Она отвернулась от него и, уставившись в окно ничего не видящими от слез глазами, прошептала:
– Прокляни тебя Господь!
Себастиан невесело рассмеялся и тихо сказал:
– Он это уже сделал.
* * *– Что его связывает с Кларой? – Лорд Фэрфакс поднял голову и, почувствовав болезненную пульсацию в глазах, поморщился.
Его секретарь Сондерс пожал плечами и, явно смутившись, пробормотал:
– Похоже, они собираются пожениться, милорд. Мистер Холл обратился за специальной лицензией на прошлой неделе.

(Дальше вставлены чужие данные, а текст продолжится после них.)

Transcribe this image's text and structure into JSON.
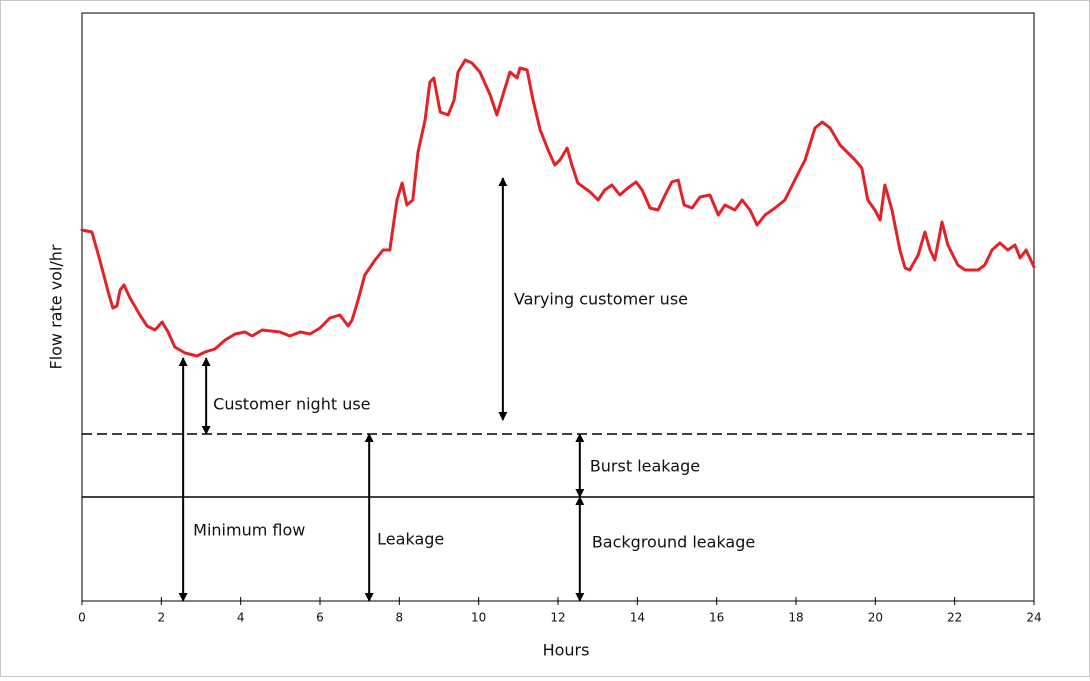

– Пожениться?.. – Фэрфакс ненадолго задумался. – А как давно они знакомы?
– Не могу сказать, милорд.
Фэрфакс в раздражении швырнул на стол карандаш. Кларе было присуще некоторое безрассудство – прискорбное наследие ее матушки. Из-за подобной опрометчивости Элизабет не раз оказывалась в сомнительных ситуациях, и ему приходилось исправлять положение, используя все пригодные для этого средства.

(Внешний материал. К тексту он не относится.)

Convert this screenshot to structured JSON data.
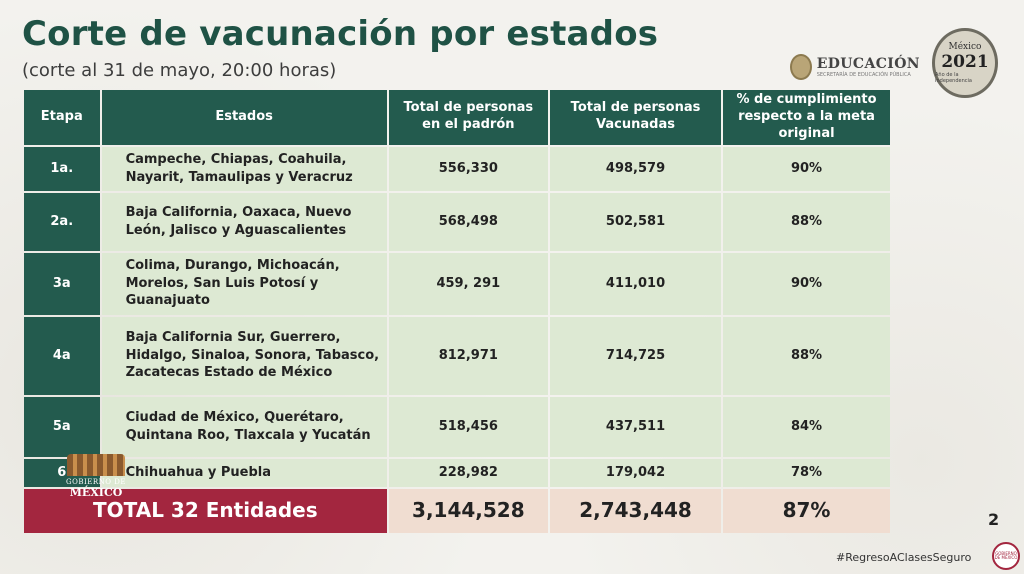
{
  "header": {
    "title": "Corte de vacunación por estados",
    "subtitle": "(corte al 31 de mayo, 20:00 horas)"
  },
  "logos": {
    "education": "EDUCACIÓN",
    "education_sub": "SECRETARÍA DE EDUCACIÓN PÚBLICA",
    "year_top": "México",
    "year": "2021",
    "year_sub": "Año de la Independencia",
    "gobierno_line1": "GOBIERNO DE",
    "gobierno_line2": "MÉXICO"
  },
  "table": {
    "headers": [
      "Etapa",
      "Estados",
      "Total de personas en el padrón",
      "Total de personas Vacunadas",
      "% de cumplimiento respecto a la meta original"
    ],
    "rows": [
      {
        "etapa": "1a.",
        "estados": "Campeche, Chiapas, Coahuila, Nayarit, Tamaulipas y Veracruz",
        "padron": "556,330",
        "vacunadas": "498,579",
        "pct": "90%"
      },
      {
        "etapa": "2a.",
        "estados": "Baja California, Oaxaca, Nuevo León, Jalisco y Aguascalientes",
        "padron": "568,498",
        "vacunadas": "502,581",
        "pct": "88%"
      },
      {
        "etapa": "3a",
        "estados": "Colima, Durango, Michoacán, Morelos, San Luis Potosí y Guanajuato",
        "padron": "459, 291",
        "vacunadas": "411,010",
        "pct": "90%"
      },
      {
        "etapa": "4a",
        "estados": "Baja California Sur, Guerrero, Hidalgo, Sinaloa, Sonora, Tabasco, Zacatecas Estado de México",
        "padron": "812,971",
        "vacunadas": "714,725",
        "pct": "88%"
      },
      {
        "etapa": "5a",
        "estados": "Ciudad de México, Querétaro, Quintana Roo, Tlaxcala y Yucatán",
        "padron": "518,456",
        "vacunadas": "437,511",
        "pct": "84%"
      },
      {
        "etapa": "6",
        "estados": "Chihuahua y Puebla",
        "padron": "228,982",
        "vacunadas": "179,042",
        "pct": "78%"
      }
    ],
    "total": {
      "label": "TOTAL 32 Entidades",
      "padron": "3,144,528",
      "vacunadas": "2,743,448",
      "pct": "87%"
    }
  },
  "footer": {
    "page_number": "2",
    "hashtag": "#RegresoAClasesSeguro",
    "hashtag_logo": "GOBIERNO DE MÉXICO"
  },
  "colors": {
    "header_green": "#235b4e",
    "row_green": "#dde9d3",
    "total_red": "#a3263f",
    "total_cream": "#f0ddd1",
    "title_green": "#1f5245"
  }
}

– Ладно. – Взмахом руки он дал понять Сондерсу, что разговор окончен. – Проследите, чтобы она не натворила каких-нибудь глупостей.
Впрочем, по мнению лорда Фэрфакса, сцена, произошедшая перед домом, уже являлась верхом глупости.

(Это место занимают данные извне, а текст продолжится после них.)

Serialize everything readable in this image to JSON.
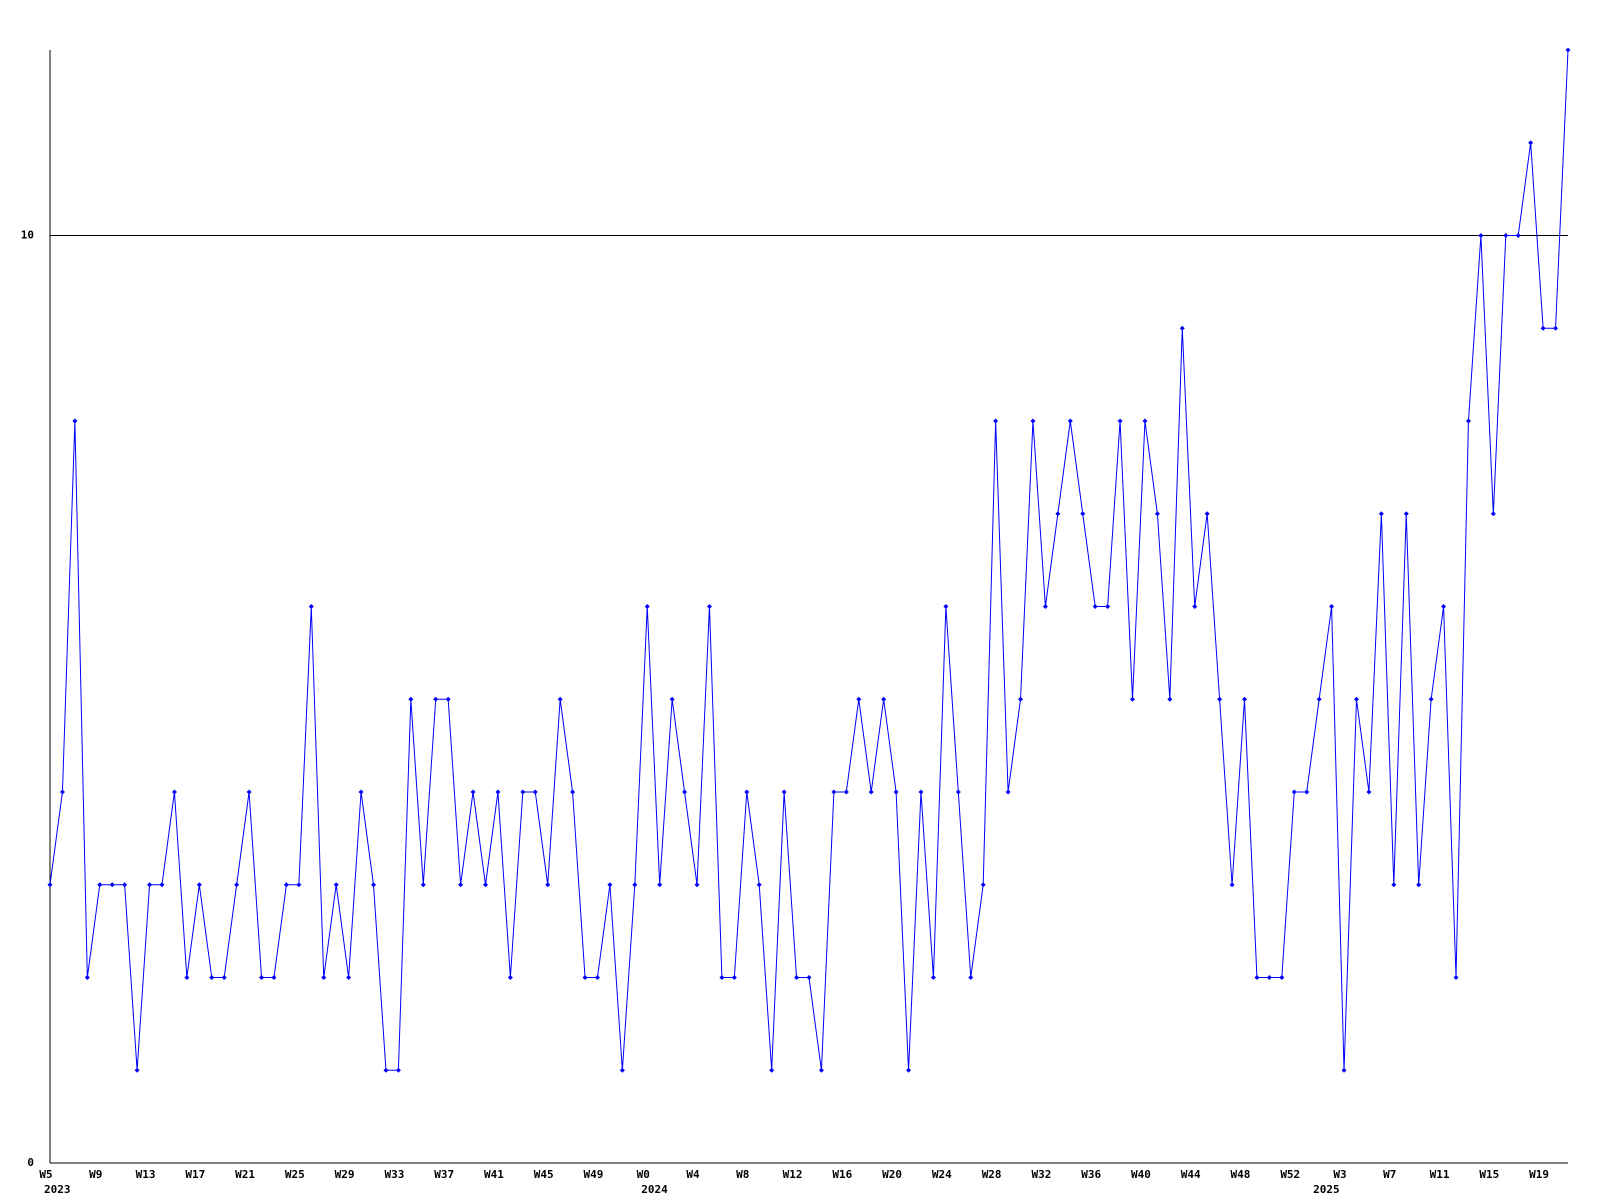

Глупая девчонка! Если она полагала, что сможет чего-либо добиться столь безрассудными действиями, то будет жестоко разочарована!
– Да, милорд. – Сондерс коротко поклонился, собираясь выйти, но остановился, увидев в дверном проеме крошечную фигурку Эндрю. Позади мальчика стоял дворецкий Дэвис.
Фэрфакс нахмурился, увидев внука. Эндрю был худеньким и бледным, то есть совершенно не походил на его сына Уильяма в том же возрасте. Уильям также унаследовал характер Элизабет, но он-то по крайней мере был крепко сложен, к тому же благодаря строгому воспитанию обладал силой воли – так, во всяком случае, хотелось думать Фэрфаксу. Да, он хорошо воспитал сына, и тот знал, как бороться и как постоять за себя.
Фэрфакс мог бы гордиться… но подозревал, что с внуком ему так не повезет. Эндрю уже был слабым, а охоте предпочитал книжки с картинками и рисование. Мальчик не способен был выстрелить из ружья, чтобы спасти себе жизнь. Ричарду было бы неприятно узнать, что его сын вздрагивал, услышав ржание лошади.
Неизбывная тоска охватила Фэрфакса при воспоминании об Уильяме, который умер слишком молодым. Ему хотелось иметь настоящего сына – такого, которого он мог бы считать своим другом, которого мог бы лепить по своему образу и подобию и который всегда оставался бы преданным ему.